MEGAN P. DUFFY, Judge

WE CONCUR:

JENNIFER L. ATTREP, Judge

JACQUELINE R. MEDINA, Judge



[1]In light of our holding on this issue, we need not reach Defendant’s unpreserved argument that the State’s toxicology expert testified beyond the scope of her expertise regarding Defendant’s performance on the field sobriety tests.

[2]As for Defendant’s other two convictions, Defendant has not argued that the improperly-admitted evidence was harmful as to those convictions, nor is it readily apparent how it might be.
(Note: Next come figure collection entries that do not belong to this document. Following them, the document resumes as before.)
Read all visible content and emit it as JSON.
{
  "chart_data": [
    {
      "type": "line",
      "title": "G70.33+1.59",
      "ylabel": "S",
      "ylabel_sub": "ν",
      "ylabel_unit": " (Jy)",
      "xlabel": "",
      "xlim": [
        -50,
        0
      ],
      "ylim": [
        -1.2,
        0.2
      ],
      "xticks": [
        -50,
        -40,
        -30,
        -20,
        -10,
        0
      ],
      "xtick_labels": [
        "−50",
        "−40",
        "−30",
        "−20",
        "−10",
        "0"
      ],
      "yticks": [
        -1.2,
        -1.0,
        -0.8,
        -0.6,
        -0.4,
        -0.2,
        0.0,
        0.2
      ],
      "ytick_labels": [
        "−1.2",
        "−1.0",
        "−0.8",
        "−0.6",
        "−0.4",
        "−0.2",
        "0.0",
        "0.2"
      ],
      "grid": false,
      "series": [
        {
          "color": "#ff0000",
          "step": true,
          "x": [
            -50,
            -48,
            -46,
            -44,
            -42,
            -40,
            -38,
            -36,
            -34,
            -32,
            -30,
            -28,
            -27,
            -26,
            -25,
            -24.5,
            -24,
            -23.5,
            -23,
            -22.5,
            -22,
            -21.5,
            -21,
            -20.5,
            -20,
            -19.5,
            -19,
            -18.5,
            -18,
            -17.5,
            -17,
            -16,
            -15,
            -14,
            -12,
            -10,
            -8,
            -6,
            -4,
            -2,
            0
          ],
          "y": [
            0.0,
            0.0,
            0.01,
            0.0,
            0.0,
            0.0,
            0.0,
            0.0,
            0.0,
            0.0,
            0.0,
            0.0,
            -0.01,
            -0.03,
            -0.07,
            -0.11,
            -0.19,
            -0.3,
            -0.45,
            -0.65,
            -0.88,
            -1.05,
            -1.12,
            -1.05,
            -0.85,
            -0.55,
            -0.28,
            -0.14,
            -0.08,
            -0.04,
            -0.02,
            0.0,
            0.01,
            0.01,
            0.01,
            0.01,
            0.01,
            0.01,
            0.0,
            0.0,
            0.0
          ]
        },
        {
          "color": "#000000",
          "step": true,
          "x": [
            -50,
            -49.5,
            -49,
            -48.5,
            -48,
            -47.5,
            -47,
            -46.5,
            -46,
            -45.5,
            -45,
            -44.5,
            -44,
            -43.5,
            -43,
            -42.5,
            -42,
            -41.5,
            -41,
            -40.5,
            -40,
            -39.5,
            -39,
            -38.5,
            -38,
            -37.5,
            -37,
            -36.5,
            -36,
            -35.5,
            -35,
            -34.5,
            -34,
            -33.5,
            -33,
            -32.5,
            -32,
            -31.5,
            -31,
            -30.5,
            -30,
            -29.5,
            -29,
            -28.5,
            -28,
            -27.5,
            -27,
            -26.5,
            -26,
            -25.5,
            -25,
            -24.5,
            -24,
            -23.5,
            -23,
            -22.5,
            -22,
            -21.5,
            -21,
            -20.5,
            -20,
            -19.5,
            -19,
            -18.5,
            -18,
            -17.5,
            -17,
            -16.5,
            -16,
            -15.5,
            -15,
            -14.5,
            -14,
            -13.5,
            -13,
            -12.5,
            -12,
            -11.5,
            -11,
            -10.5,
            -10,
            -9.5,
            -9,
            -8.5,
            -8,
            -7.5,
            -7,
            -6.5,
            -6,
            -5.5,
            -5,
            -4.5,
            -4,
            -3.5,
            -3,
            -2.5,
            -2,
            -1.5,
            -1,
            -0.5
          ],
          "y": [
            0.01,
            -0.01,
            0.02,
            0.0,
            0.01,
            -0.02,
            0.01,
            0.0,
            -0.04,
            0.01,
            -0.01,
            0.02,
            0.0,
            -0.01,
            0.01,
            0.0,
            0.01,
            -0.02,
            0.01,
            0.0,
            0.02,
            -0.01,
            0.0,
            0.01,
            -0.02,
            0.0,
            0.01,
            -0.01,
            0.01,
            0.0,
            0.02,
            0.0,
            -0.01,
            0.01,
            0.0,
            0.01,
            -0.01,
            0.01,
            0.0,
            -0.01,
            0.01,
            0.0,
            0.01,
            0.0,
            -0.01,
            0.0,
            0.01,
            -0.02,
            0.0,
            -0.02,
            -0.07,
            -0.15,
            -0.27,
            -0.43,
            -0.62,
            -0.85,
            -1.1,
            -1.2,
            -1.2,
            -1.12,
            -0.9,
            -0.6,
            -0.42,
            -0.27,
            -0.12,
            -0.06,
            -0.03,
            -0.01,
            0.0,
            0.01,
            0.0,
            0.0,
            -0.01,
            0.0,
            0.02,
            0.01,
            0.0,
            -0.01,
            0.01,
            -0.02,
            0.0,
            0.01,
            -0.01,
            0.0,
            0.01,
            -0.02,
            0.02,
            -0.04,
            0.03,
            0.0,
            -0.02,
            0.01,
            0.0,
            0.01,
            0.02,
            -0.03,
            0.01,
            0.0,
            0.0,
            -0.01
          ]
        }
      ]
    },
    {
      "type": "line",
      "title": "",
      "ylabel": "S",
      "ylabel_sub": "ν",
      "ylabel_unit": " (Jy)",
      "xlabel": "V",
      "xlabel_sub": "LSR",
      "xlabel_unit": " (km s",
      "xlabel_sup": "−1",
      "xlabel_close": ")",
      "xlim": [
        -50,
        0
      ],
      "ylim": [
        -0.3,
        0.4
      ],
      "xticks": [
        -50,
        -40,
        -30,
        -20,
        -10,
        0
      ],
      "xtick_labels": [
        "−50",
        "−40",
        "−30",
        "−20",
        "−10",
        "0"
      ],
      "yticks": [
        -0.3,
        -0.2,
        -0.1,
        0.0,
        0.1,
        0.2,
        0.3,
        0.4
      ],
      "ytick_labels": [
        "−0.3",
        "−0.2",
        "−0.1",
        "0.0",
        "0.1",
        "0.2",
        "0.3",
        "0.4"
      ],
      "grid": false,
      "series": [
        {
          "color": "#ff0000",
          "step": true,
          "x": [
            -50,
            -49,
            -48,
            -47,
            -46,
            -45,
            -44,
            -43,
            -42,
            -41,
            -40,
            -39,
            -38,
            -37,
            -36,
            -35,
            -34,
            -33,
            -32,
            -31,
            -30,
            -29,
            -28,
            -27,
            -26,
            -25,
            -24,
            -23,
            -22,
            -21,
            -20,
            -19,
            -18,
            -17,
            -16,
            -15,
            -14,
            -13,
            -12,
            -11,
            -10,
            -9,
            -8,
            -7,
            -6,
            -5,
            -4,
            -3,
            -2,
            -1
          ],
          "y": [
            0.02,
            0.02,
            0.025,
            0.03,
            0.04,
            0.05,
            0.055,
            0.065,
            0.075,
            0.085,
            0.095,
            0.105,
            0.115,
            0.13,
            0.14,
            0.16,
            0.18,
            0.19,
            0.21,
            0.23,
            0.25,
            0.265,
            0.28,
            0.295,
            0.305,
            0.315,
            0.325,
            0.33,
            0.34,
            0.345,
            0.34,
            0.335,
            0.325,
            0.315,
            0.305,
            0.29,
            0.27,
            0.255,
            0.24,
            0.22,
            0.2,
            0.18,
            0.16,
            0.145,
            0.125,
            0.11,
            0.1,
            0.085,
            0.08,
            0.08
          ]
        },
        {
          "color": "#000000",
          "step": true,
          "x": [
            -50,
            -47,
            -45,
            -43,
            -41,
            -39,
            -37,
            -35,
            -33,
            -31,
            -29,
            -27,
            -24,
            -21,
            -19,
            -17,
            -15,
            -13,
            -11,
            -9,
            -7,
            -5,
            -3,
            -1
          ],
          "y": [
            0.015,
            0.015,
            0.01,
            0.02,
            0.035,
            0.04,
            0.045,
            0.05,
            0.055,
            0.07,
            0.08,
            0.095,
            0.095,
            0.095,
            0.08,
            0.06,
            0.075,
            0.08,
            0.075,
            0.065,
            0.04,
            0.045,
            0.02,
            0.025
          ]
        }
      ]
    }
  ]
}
See State v. Holly, 2009-NMSC-004, ¶ 28, 145 N.M. 513, 201 P.3d 844 (“Initially, the defendant has the burden to demonstrate prejudice [for a constitutional violation]. . . . If the defendant meets this burden, the burden then shifts to the [s]tate to show that the error was harmless beyond a reasonable doubt.” (citations omitted)); State v. Cain, 2019-NMCA-059, ¶ 23, 450 P.3d 452 (“We will not review unclear arguments, or guess at what a party’s arguments might be.” (internal quotation marks and citation omitted)). We therefore do not reverse these convictions on this basis.